The gravel otherwise known as the 'meat grinder' was doing a little damage to us both. I have 3 blisters in the works and every step hurts. I was thinking of nothing more than coffee and a break from walking. The sun was out and shining down on us in full strength. 
Far, far in the distance I could see a lone tree on the top of a green hill and I whispered to Jules that I hope the trail goes close to the tree as I imagined it would make a fabulous photo.
It was noon and we were running out of fuel already on what was supposed to be an easy day. Like a gift from God, we finally found a little place for coffee and a rest. It was still in a very industrial part of town and we were the only pilgrims. 
It seemed to be popular with the blue collar crew today but I imagine in the summer it will be overwhelmed by many pilgrims seeking refuge from the heat. 
After following a busy road for a bit we were directed by one of the many signs up a country lane that seemes to go up a hill with no end in sight. 
As we climbed, I noted that we were, as I hoped, getting closer to the lone tree. We were surrounded by green hills and blue skies and it was prettier than you can imagine and more beautiful than I could express with words. Despite the gorgeous views we couldnt figure out why the trail would go up, then across and back down again. For me, every step was worth taking to get closer to the tree. 
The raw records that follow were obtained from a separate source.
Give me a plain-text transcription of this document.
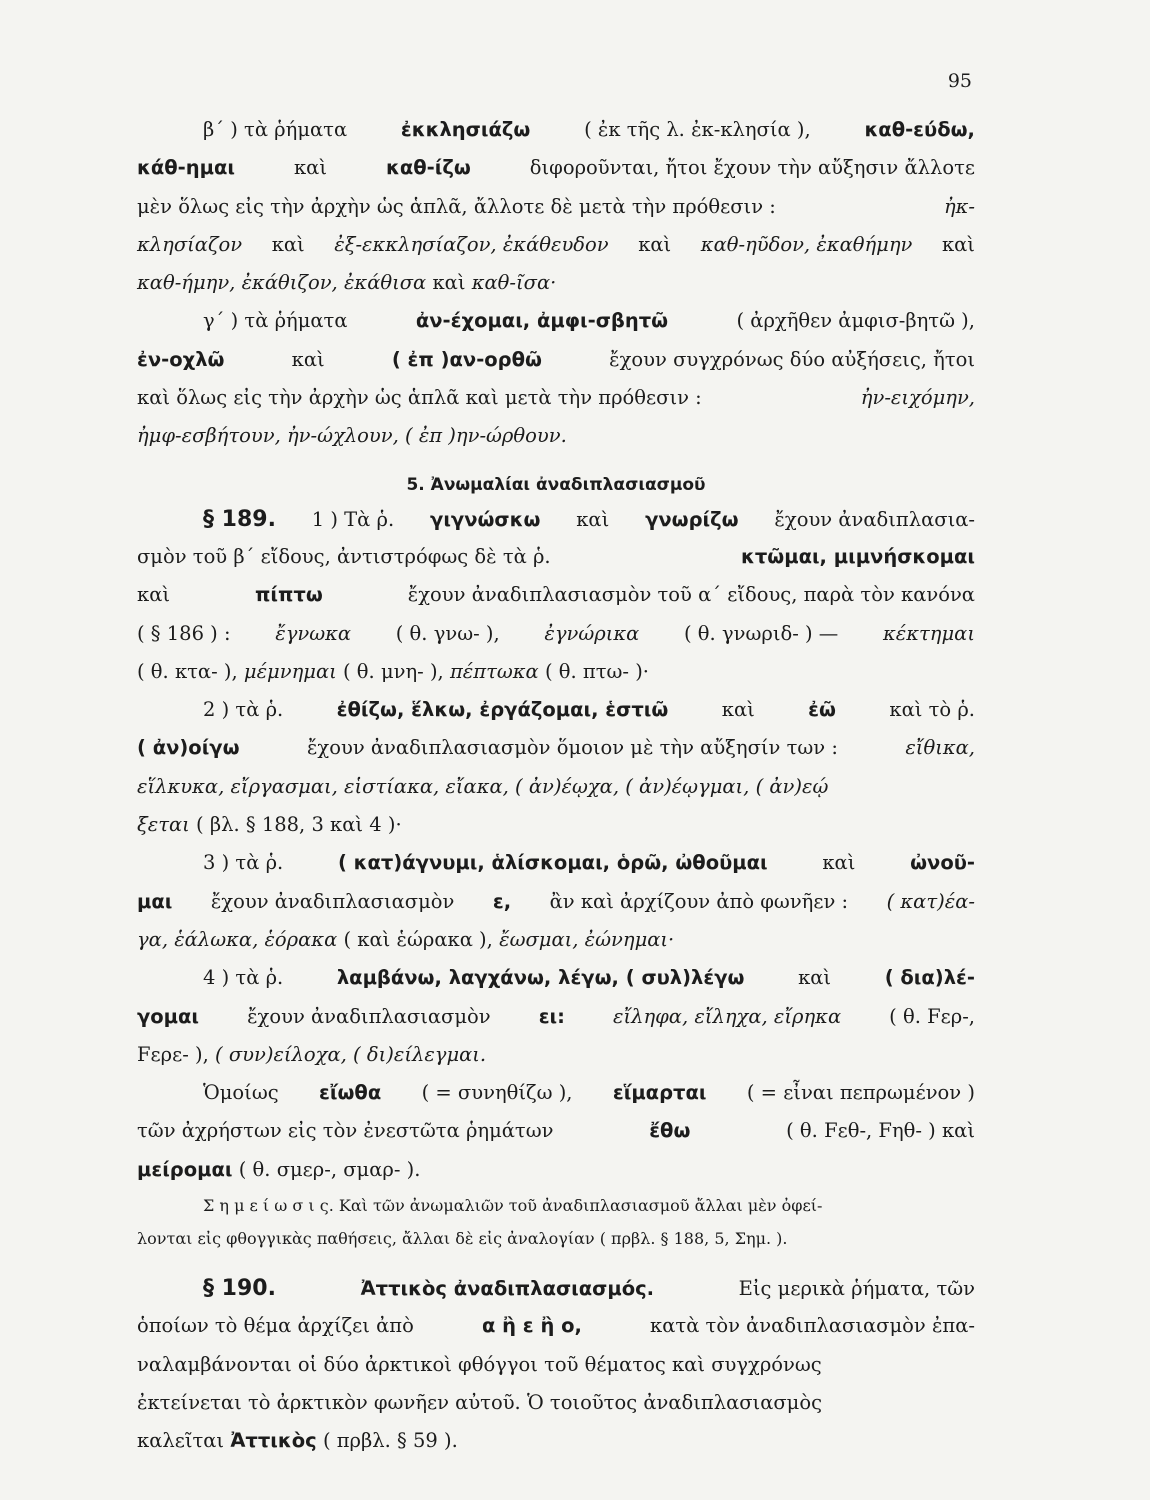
95
β΄ ) τὰ ῥήματα	ἐκκλησιάζω	( ἐκ τῆς λ. ἐκ-κλησία ),	καθ-εύδω,
κάθ-ημαι	καὶ	καθ-ίζω	διφοροῦνται, ἤτοι ἔχουν τὴν αὔξησιν ἄλλοτε
μὲν ὅλως εἰς τὴν ἀρχὴν ὡς ἁπλᾶ, ἄλλοτε δὲ μετὰ τὴν πρόθεσιν :	ἠκ-
κλησίαζον καὶ ἐξ-εκκλησίαζον, ἐκάθευδον καὶ καθ-ηῦδον, ἐκαθήμην καὶ
καθ-ήμην, ἐκάθιζον, ἐκάθισα καὶ καθ-ῖσα·
γ΄ ) τὰ ῥήματα	ἀν-έχομαι, ἀμφι-σβητῶ	( ἀρχῆθεν ἀμφισ-βητῶ ),
ἐν-οχλῶ	καὶ	( ἐπ )αν-ορθῶ	ἔχουν συγχρόνως δύο αὐξήσεις, ἤτοι
καὶ ὅλως εἰς τὴν ἀρχὴν ὡς ἁπλᾶ καὶ μετὰ τὴν πρόθεσιν :	ἠν-ειχόμην,
ἠμφ-εσβήτουν, ἠν-ώχλουν, ( ἐπ )ην-ώρθουν.
5. Ἀνωμαλίαι ἀναδιπλασιασμοῦ
§ 189. 1 ) Τὰ ῥ. γιγνώσκω καὶ γνωρίζω ἔχουν ἀναδιπλασια-
σμὸν τοῦ β΄ εἴδους, ἀντιστρόφως δὲ τὰ ῥ.	κτῶμαι, μιμνήσκομαι
καὶ	πίπτω	ἔχουν ἀναδιπλασιασμὸν τοῦ α΄ εἴδους, παρὰ τὸν κανόνα
( § 186 ) : ἔγνωκα ( θ. γνω- ), ἐγνώρικα ( θ. γνωριδ- ) — κέκτημαι
( θ. κτα- ), μέμνημαι ( θ. μνη- ), πέπτωκα ( θ. πτω- )·
2 ) τὰ ῥ.	ἐθίζω, ἕλκω, ἐργάζομαι, ἑστιῶ	καὶ	ἐῶ	καὶ τὸ ῥ.
( ἀν)οίγω	ἔχουν ἀναδιπλασιασμὸν ὅμοιον μὲ τὴν αὔξησίν των :	εἴθικα,
εἵλκυκα, εἴργασμαι, εἱστίακα, εἴακα, ( ἀν)έῳχα, ( ἀν)έῳγμαι, ( ἀν)εῴ
ξεται ( βλ. § 188, 3 καὶ 4 )·
3 ) τὰ ῥ.	( κατ)άγνυμι, ἁλίσκομαι, ὁρῶ, ὠθοῦμαι	καὶ	ὠνοῦ-
μαι ἔχουν ἀναδιπλασιασμὸν ε, ἂν καὶ ἀρχίζουν ἀπὸ φωνῆεν : ( κατ)έα-
γα, ἑάλωκα, ἑόρακα ( καὶ ἑώρακα ), ἔωσμαι, ἐώνημαι·
4 ) τὰ ῥ.	λαμβάνω, λαγχάνω, λέγω, ( συλ)λέγω	καὶ	( δια)λέ-
γομαι ἔχουν ἀναδιπλασιασμὸν ει: εἴληφα, εἴληχα, εἴρηκα ( θ. Fερ-,
Fερε- ), ( συν)είλοχα, ( δι)είλεγμαι.
Ὁμοίως εἴωθα ( = συνηθίζω ), εἵμαρται ( = εἶναι πεπρωμένον )
τῶν ἀχρήστων εἰς τὸν ἐνεστῶτα ῥημάτων	ἔθω	( θ. Fεθ-, Fηθ- ) καὶ
μείρομαι ( θ. σμερ-, σμαρ- ).
Σ η μ ε ί ω σ ι ς. Καὶ τῶν ἀνωμαλιῶν τοῦ ἀναδιπλασιασμοῦ ἄλλαι μὲν ὀφεί-
λονται εἰς φθογγικὰς παθήσεις, ἄλλαι δὲ εἰς ἀναλογίαν ( πρβλ. § 188, 5, Σημ. ).
§ 190.	Ἀττικὸς ἀναδιπλασιασμός.	Εἰς μερικὰ ῥήματα, τῶν
ὁποίων τὸ θέμα ἀρχίζει ἀπὸ	α ἢ ε ἢ ο,	κατὰ τὸν ἀναδιπλασιασμὸν ἐπα-
ναλαμβάνονται οἱ δύο ἀρκτικοὶ φθόγγοι τοῦ θέματος καὶ συγχρόνως
ἐκτείνεται τὸ ἀρκτικὸν φωνῆεν αὐτοῦ. Ὁ τοιοῦτος ἀναδιπλασιασμὸς
καλεῖται Ἀττικὸς ( πρβλ. § 59 ).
Just as we approached it the sign directed us back down even though the track we were on continued straight. We stopped at the cross road and Julie said, "I know you want to go see the tree and that's ok with me". Instantly I felt torn because yes, I wanted to get closer but I know how apprehensive Julie is about leaving my side and at this point we have not seperated. So I looked at a map and said, "come with me or follow the signs and I will take the next turn to meet up with you again at the bottom". She chose to stick to the path and I chose an adventure into the great unknown hills of Tuscany. I knew Jules would be fine. She knows what the signs look like. She knows where we are going and staying and she speaks Italian. I could also see her and the trail from the ridge up high so I wasn't worried. 
As I crossed the green field towards the tree, I was beaming. I was excited and felt fearless, the crazy wind pushing against me. 
The tree had a cross mounted next to it and a growing pile of stones at the bottom. After snapping countless photos, I carried on the same lane. The road seemed to lead to nowhere. I felt like I was dropped into the Microsoft windows wallpaper.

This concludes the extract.